Bayesian optimization is a popular framework for efficiently tackling black-box search problems. As a rule, these algorithms operate by iteratively choosing what to evaluate next until some predefined budget has been exhausted. We investigate replacing this de facto stopping rule with criteria based on the probability that a point satisfies a given set of conditions. We focus on the prototypical example of an $(\epsilon, \delta)$-criterion: stop when a solution has been found whose value is within $\epsilon > 0$ of the optimum with probability at least $1 - \delta$ under the model. For Gaussian process priors, we show that Bayesian optimization satisfies this criterion under mild technical assumptions. Further, we give a practical algorithm for evaluating Monte Carlo stopping rules in a manner that is both sample efficient and robust to estimation error. These findings are accompanied by empirical results which demonstrate the strengths and weaknesses of the proposed approach.

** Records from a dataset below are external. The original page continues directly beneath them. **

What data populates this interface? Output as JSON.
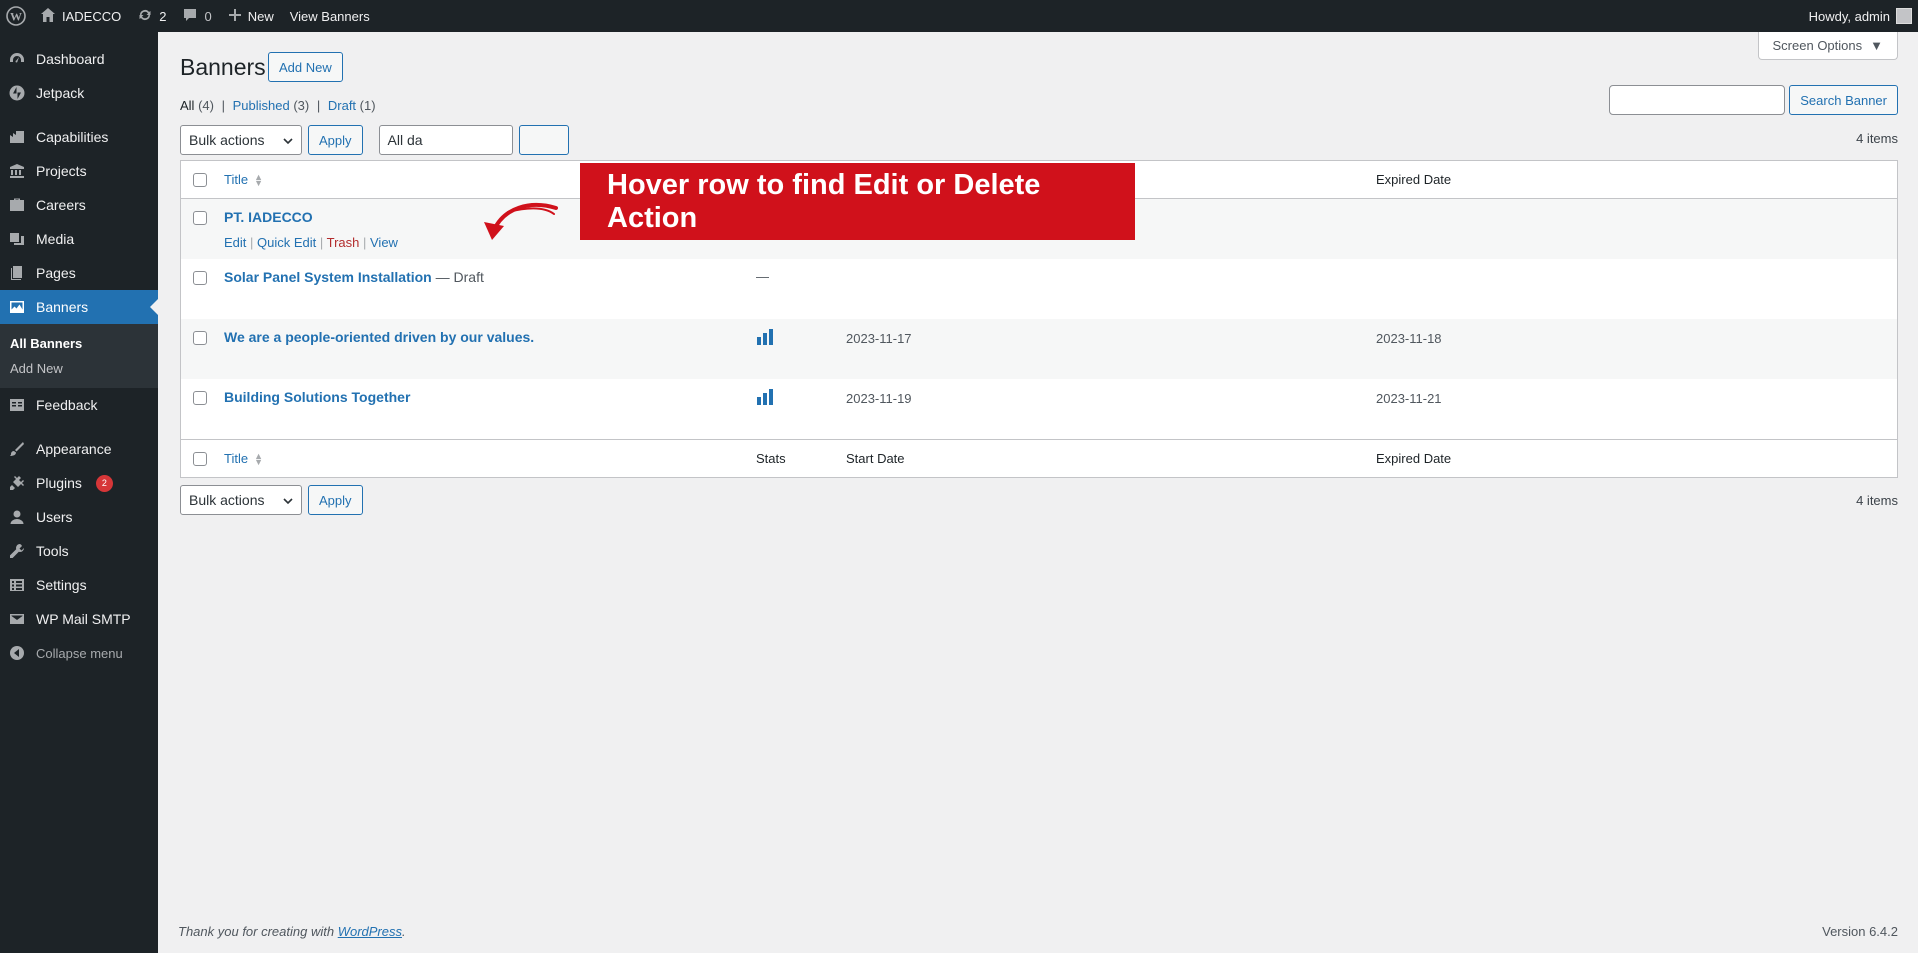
{
  "adminbar": {
    "site_name": "IADECCO",
    "updates_count": "2",
    "comments_count": "0",
    "new_label": "New",
    "view_label": "View Banners",
    "howdy": "Howdy, admin"
  },
  "sidebar": {
    "items": [
      {
        "label": "Dashboard",
        "icon": "dashboard-icon"
      },
      {
        "label": "Jetpack",
        "icon": "jetpack-icon"
      },
      {
        "label": "Capabilities",
        "icon": "capabilities-icon"
      },
      {
        "label": "Projects",
        "icon": "projects-icon"
      },
      {
        "label": "Careers",
        "icon": "careers-icon"
      },
      {
        "label": "Media",
        "icon": "media-icon"
      },
      {
        "label": "Pages",
        "icon": "pages-icon"
      },
      {
        "label": "Banners",
        "icon": "banners-icon"
      },
      {
        "label": "Feedback",
        "icon": "feedback-icon"
      },
      {
        "label": "Appearance",
        "icon": "appearance-icon"
      },
      {
        "label": "Plugins",
        "icon": "plugins-icon",
        "badge": "2"
      },
      {
        "label": "Users",
        "icon": "users-icon"
      },
      {
        "label": "Tools",
        "icon": "tools-icon"
      },
      {
        "label": "Settings",
        "icon": "settings-icon"
      },
      {
        "label": "WP Mail SMTP",
        "icon": "mail-icon"
      }
    ],
    "submenu": [
      "All Banners",
      "Add New"
    ],
    "collapse_label": "Collapse menu"
  },
  "header": {
    "title": "Banners",
    "add_new_label": "Add New",
    "screen_options_label": "Screen Options"
  },
  "filters": {
    "all_label": "All",
    "all_count": "(4)",
    "published_label": "Published",
    "published_count": "(3)",
    "draft_label": "Draft",
    "draft_count": "(1)",
    "separator": "|"
  },
  "search": {
    "button_label": "Search Banner",
    "value": ""
  },
  "tablenav": {
    "bulk_actions": "Bulk actions",
    "apply_label": "Apply",
    "dates_filter": "All da",
    "items_count": "4 items"
  },
  "table": {
    "columns": {
      "title": "Title",
      "stats": "Stats",
      "start_date": "Start Date",
      "expired_date": "Expired Date"
    },
    "rows": [
      {
        "title": "PT. IADECCO",
        "state": "",
        "stats": "stats-icon",
        "start": "",
        "expired": ""
      },
      {
        "title": "Solar Panel System Installation",
        "state": "— Draft",
        "stats": "—",
        "start": "",
        "expired": ""
      },
      {
        "title": "We are a people-oriented driven by our values.",
        "state": "",
        "stats": "stats-icon",
        "start": "2023-11-17",
        "expired": "2023-11-18"
      },
      {
        "title": "Building Solutions Together",
        "state": "",
        "stats": "stats-icon",
        "start": "2023-11-19",
        "expired": "2023-11-21"
      }
    ],
    "row_actions": {
      "edit": "Edit",
      "quick_edit": "Quick Edit",
      "trash": "Trash",
      "view": "View"
    }
  },
  "callout": {
    "text": "Hover row to find Edit or Delete Action"
  },
  "footer": {
    "thanks_prefix": "Thank you for creating with",
    "wordpress_link": "WordPress",
    "thanks_suffix": ".",
    "version": "Version 6.4.2"
  },
  "colors": {
    "accent": "#2271b1",
    "sidebar_bg": "#1d2327",
    "callout_bg": "#d0111b",
    "trash": "#b32d2e"
  }
}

翻译：贝叶斯优化是处理黑箱搜索问题的常用高效框架。通常，这些算法通过迭代选择下一个评估点来运行，直到耗尽预设的评估预算。我们研究用基于概率的准则来替代这种默认的停止规则，该概率衡量一个点满足给定条件集的可能性。我们聚焦于典型的 $(\epsilon, \delta)$ 准则示例：当在模型下以至少 $1 - \delta$ 的概率找到一个其值在最优解 $\epsilon > 0$ 范围内的解时停止。对于高斯过程先验，我们证明在温和的技术假设下，贝叶斯优化满足该准则。此外，我们提出了一种实用算法，以既高效采样又对估计误差稳健的方式评估蒙特卡洛停止规则。这些发现辅以实证结果，展示了所提出方法的优势与局限性。